Einschneidend für Familien: Seit dem 17. März sind Berliner Schulen und Kitas geschlossen. Für Kitakinder und Grundschüler*innen bis zur sechsten Klasse gibt es aber eine Notbetreuung in der Einrichtung, die sie sonst auch besuchen. Diese können aber nur Eltern von Kindern in Anspruch nehmen, die in so genannten „systemrelevanten Berufen“ arbeiten und keine andere Betreuung organisieren können. Wenn beide Kriterien erfüllt sind, schreibst du eine Selbsterklärung als Antrag für die Betreuung und gibst sie in der jeweiligen Einrichtung ab. Eine Vorlage für das Schreiben gibt es in den Kitas und Schulen. Ausführliche Infos dazu, welche Berufsgruppen betroffen sind, findest du in dieser Mitteilung vom Berliner Senat.

Alle Veranstaltungen und Versammlungen, ob öffentlich oder nicht-öffentlich, sind grundsätzlich erst mal verboten. Dies betrifft etwa Kneipen wie Clubs, Spielhallen, Kinos und alle Kultureinrichtungen. Eine Ausnahme gibt es nur für private Zusammenkünfte mit weniger als 10 Teilnehmer*innen, die zwingend notwendig sind, wie etwa Trauerfeiern. Auch im Tierheim Berlin findet bis auf Weiteres kein öffentlicher Besuchsverkehr mehr statt. Die Versorgung von tierischen Notfällen sei trotzdem gewährleistet.

Geschlossen bleiben selbst Gotteshäuser, Sportanlagen und Schwimmbäder. Auch der Zoo mit Aquarium und der Tierpark sind zu, ebenso der Botanische Garten.

Welche Absagen es gibt

Ein prominentes Beispiel sind Fußballspiele: die gesamten ersten drei Ligen inklusive der Spiele des 1. FC Union und von Hertha BSC wurden abgesetzt. Die Regionalliga Nordost, in der auch Berliner Vereine spielen, hat ihren Betrieb ebenfalls vorerst ausgesetzt. Auch in den meisten anderen Sportarten gibt es Spielpausen oder Absagen. So findet der Berliner Halbmarathon 2020 nicht statt. Betroffen sind auch die meisten Messen und Konferenzen; zu den prominentesten Opfern zählen die Internationale Tourismus-Börse ITB, die erst 2021 wieder stattfindet, und die re:publica, die auf August verschoben wurde. Weitere Absagen ziehen sich quer durch alle Bereiche: von Konzerten über Stadtführungen bis zu Vernissagen.

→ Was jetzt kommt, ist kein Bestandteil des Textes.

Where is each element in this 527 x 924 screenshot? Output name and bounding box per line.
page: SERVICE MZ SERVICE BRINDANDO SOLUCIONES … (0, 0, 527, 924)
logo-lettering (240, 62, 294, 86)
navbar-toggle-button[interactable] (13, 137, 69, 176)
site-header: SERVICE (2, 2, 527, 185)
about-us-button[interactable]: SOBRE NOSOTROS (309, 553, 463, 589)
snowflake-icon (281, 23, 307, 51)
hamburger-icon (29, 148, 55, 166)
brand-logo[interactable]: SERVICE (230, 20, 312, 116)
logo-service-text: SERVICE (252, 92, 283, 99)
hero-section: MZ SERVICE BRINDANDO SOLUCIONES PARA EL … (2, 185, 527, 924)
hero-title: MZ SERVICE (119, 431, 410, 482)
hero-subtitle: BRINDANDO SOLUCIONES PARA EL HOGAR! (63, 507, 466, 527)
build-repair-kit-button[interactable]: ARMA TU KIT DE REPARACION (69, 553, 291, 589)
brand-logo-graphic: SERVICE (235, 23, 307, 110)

Weniger öffentlicher Nahverkehr

Die BVG hat Einschränkungen verkündet: Die U-Bahnen fahren tagsüber im Zehn-Minuten-Takt oder häufiger, Busse und Straßenbahn im Durchschnitt alle zehn Minuten. Die kurze U55 zwischen Hauptbahnhof und Brandenburger Tor entfällt, ebenso die Tramlinien 16, 18, 37 und 67 – allesamt im Osten der Stadt. Die Erreichbarkeit aller Ziele soll aber gewährleistet bleiben.

Reisen

Wer sich gerade noch im Ausland aufhält, muss beachten, dass viele Länder ihre Grenzen schließen oder schon geschlossen haben. Nicht nur die deutsch-polnische Grenze ist schon dicht. Seit Montag, den 16. März, sind auch die deutschen Grenzen zu Frankreich, Österreich und der Schweiz geschlossen. Die Bundesregierung hat eine offizielle weltweite Reisewarnung ausgesprochen – auch um zu verhindern, dass noch weitere Urlauber*innen im Ausland stranden. Wer über die Flughäfen Tegel oder Schönefeld aus dem Ausland nach Berlin einreist, muss sich unverzüglich nach Hause oder in seine Unterkunft begeben und dort 14 Tage bleiben.

Liebe Leserinnen und Leser, passt bitte in diesen Zeiten auf euch und andere auf! Wir versorgen euch in den nächsten Tagen verstärkt mit Artikeln, die sich damit beschäftigen, was ihr jetzt Schönes zuhause machen könnt!